Aligning Logits Generatively for Principled Black-Box Knowledge Distillation
Jing Ma, Xiang Xiang, Ke Wang, Yuchuan Wu, Yongbin Li
TL;DR
This work tackles cloud-to-edge knowledge distillation when the teacher is a private black-box model and local data cannot be shared. It introduces Mapping-Emulation KD (MEKD), a two-step framework that first applies deprivatization by training a generator as an inverse mapping of the teacher and then distills the student by aligning high-dimensional generator-produced images, yielding a new optimization direction based on the empirical Wasserstein distance $\hat{W}$ rather than direct logit matching. Theoretical contributions include definitions of function equivalence via Wasserstein distance, the inverse-mapping property $f_G=f_T^{-1}$, and proofs of empirical approximation, optimization direction, and a generalization bound, all anchored by a cell decomposition of the latent space. Empirically, MEKD demonstrates robust improvements over existing B2KD approaches across MNIST, CIFAR, Tiny ImageNet, and ImageNet-1K with varying data budgets and query constraints, while maintaining privacy by avoiding leakage of sensitive local data.

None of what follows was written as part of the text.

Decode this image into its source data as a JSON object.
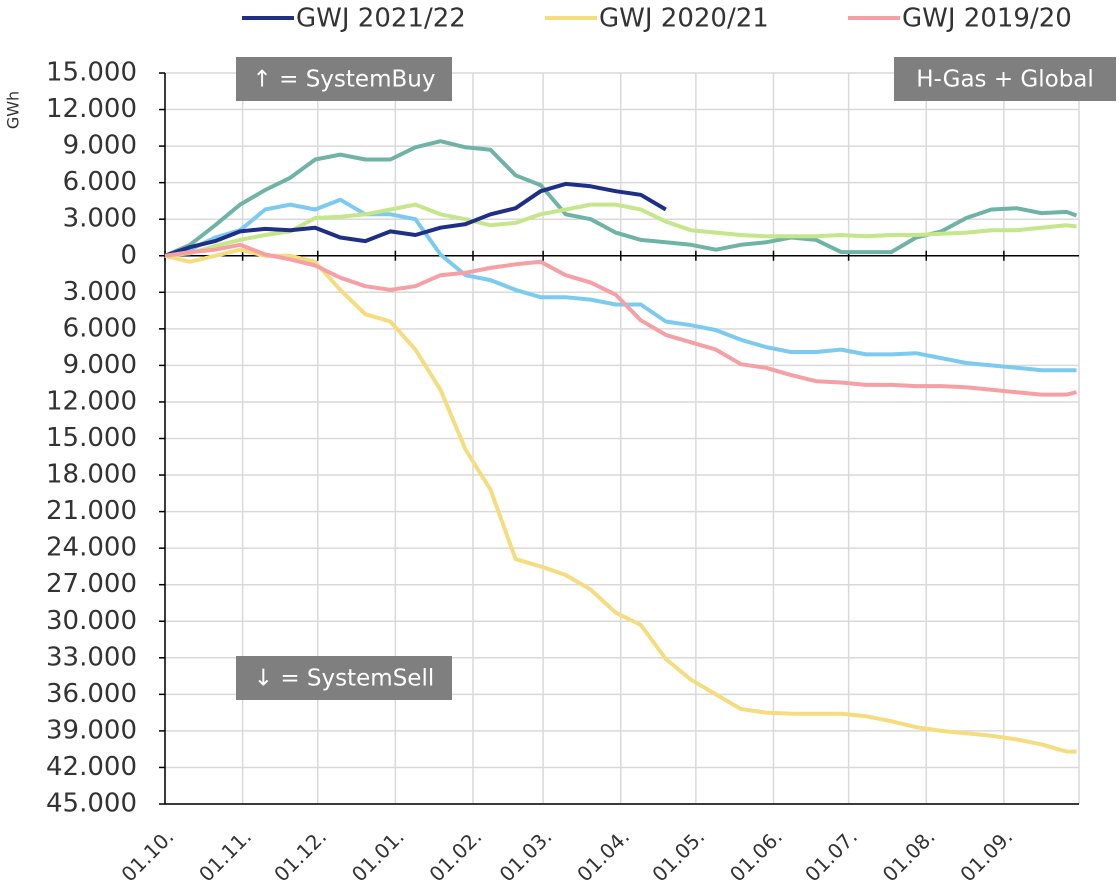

The approach offers a practical privacy-preserving, data-efficient pathway for cloud-to-edge KD in real-world, bandwidth-limited deployments.
Abstract
Black-Box Knowledge Distillation (B2KD) is a formulated problem for cloud-to-edge model compression with invisible data and models hosted on the server. B2KD faces challenges such as limited Internet exchange and edge-cloud disparity of data distributions. In this paper, we formalize a two-step workflow consisting of deprivatization and distillation, and theoretically provide a new optimization direction from logits to cell boundary different from direct logits alignment. With its guidance, we propose a new method Mapping-Emulation KD (MEKD) that distills a black-box cumbersome model into a lightweight one. Our method does not differentiate between treating soft or hard responses, and consists of: 1) deprivatization: emulating the inverse mapping of the teacher function with a generator, and 2) distillation: aligning low-dimensional logits of the teacher and student models by reducing the distance of high-dimensional image points. For different teacher-student pairs, our method yields inspiring distillation performance on various benchmarks, and outperforms the previous state-of-the-art approaches.